L'interopérabilité entre les services d'incendie et de secours et les SAMU ne progresse que lentement : seuls 40 SAMU sont raccordés ou en voie de raccordement.


* 1 Cf. par exemple, rapport spécial n° 107 (2011-2012) - tome III - annexe 27.

* 2 Cf. document de politique transversale « Sécurité civile » annexé au projet de loi de finances pour 2013.

* 3 Sénat, rapport d'information n° 33 (2012-2013).

* 4 En application des dispositions de l'arrêté du 31 janvier 2012, modifié par l'arrêté du 12 juin 2012.

* 5 L'expérimentation des « Air Tractors » a été repoussée à 2013.

* 6 Le 25 octobre 2012.

* 7 Dans un rapport rendu public en mars 2012, l'Inspection générale de l'administration (IGA) avait pourtant écarté cette éventualité, le site de Salon-de-Provence étant réputé classé en zone inondable avec un aléa fort.

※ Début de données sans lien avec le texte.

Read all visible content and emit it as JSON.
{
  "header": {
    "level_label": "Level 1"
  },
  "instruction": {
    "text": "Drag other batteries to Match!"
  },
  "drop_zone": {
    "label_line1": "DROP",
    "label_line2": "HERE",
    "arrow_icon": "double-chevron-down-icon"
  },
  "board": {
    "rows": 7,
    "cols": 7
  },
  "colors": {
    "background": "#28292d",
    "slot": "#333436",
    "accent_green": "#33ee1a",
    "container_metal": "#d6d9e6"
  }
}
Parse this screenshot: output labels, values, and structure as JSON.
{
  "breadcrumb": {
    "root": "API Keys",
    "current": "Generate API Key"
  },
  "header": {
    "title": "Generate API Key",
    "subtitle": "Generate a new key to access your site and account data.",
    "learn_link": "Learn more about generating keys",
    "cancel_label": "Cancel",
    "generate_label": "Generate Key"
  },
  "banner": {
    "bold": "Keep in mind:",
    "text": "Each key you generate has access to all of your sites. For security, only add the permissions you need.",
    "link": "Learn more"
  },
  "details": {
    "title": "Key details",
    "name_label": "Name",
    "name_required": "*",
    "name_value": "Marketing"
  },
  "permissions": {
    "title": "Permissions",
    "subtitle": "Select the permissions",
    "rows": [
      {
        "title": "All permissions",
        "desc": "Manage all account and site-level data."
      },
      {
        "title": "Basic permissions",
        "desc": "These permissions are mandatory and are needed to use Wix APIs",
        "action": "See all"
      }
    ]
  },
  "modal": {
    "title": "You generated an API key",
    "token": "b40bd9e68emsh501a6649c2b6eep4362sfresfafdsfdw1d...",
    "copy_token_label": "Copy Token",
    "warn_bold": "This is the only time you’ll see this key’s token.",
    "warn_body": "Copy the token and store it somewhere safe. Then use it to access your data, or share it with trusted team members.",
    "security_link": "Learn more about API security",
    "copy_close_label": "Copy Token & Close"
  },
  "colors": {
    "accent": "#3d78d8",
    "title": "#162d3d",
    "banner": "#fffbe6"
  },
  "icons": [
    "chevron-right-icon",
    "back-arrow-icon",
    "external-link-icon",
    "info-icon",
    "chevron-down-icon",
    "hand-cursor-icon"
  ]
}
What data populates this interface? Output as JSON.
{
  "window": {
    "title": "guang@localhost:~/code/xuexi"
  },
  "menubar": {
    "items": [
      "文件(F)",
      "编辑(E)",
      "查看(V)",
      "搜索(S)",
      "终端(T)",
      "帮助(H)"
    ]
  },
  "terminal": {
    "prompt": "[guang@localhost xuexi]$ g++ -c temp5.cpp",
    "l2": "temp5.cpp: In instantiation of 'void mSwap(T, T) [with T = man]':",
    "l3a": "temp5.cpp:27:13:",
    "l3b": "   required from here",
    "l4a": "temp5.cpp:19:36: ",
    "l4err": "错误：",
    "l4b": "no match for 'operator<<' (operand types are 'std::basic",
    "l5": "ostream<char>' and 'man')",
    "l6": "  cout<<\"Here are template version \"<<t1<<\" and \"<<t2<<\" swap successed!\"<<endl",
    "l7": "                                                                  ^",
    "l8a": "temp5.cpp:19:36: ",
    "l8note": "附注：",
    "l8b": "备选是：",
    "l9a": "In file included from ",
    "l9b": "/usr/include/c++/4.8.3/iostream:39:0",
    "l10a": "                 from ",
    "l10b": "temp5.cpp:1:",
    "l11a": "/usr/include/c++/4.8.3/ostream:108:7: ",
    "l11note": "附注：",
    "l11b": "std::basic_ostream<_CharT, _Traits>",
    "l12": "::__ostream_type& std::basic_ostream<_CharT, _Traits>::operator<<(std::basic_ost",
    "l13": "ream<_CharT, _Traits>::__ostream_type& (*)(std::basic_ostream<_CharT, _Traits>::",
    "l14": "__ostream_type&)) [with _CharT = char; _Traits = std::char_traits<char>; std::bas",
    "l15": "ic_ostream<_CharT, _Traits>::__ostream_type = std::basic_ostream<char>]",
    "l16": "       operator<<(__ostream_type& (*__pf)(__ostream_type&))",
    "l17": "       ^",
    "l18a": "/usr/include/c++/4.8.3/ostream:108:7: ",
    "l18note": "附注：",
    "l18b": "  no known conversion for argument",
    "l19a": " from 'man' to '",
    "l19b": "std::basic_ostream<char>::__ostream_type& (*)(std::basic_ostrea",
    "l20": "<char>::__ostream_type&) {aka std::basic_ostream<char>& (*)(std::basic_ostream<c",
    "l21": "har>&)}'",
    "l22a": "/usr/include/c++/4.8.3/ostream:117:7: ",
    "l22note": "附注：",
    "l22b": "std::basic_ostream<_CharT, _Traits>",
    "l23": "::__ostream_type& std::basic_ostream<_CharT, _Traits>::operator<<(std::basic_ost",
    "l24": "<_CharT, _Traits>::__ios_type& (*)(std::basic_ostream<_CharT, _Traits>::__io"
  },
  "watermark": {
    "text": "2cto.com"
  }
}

* 8 Précisément, l'écart entre la programmation pour 2013 et le présent projet de loi de finances s'établit à un dépassement de 4,8 millions d'euros (soit + 1,2 %).

* 9 Y compris les CP abondant le compte d'affectation spéciale (CAS) « Pensions ».

* 10 Dépenses prévues pour 2012 aux budgets primitifs des SDIS.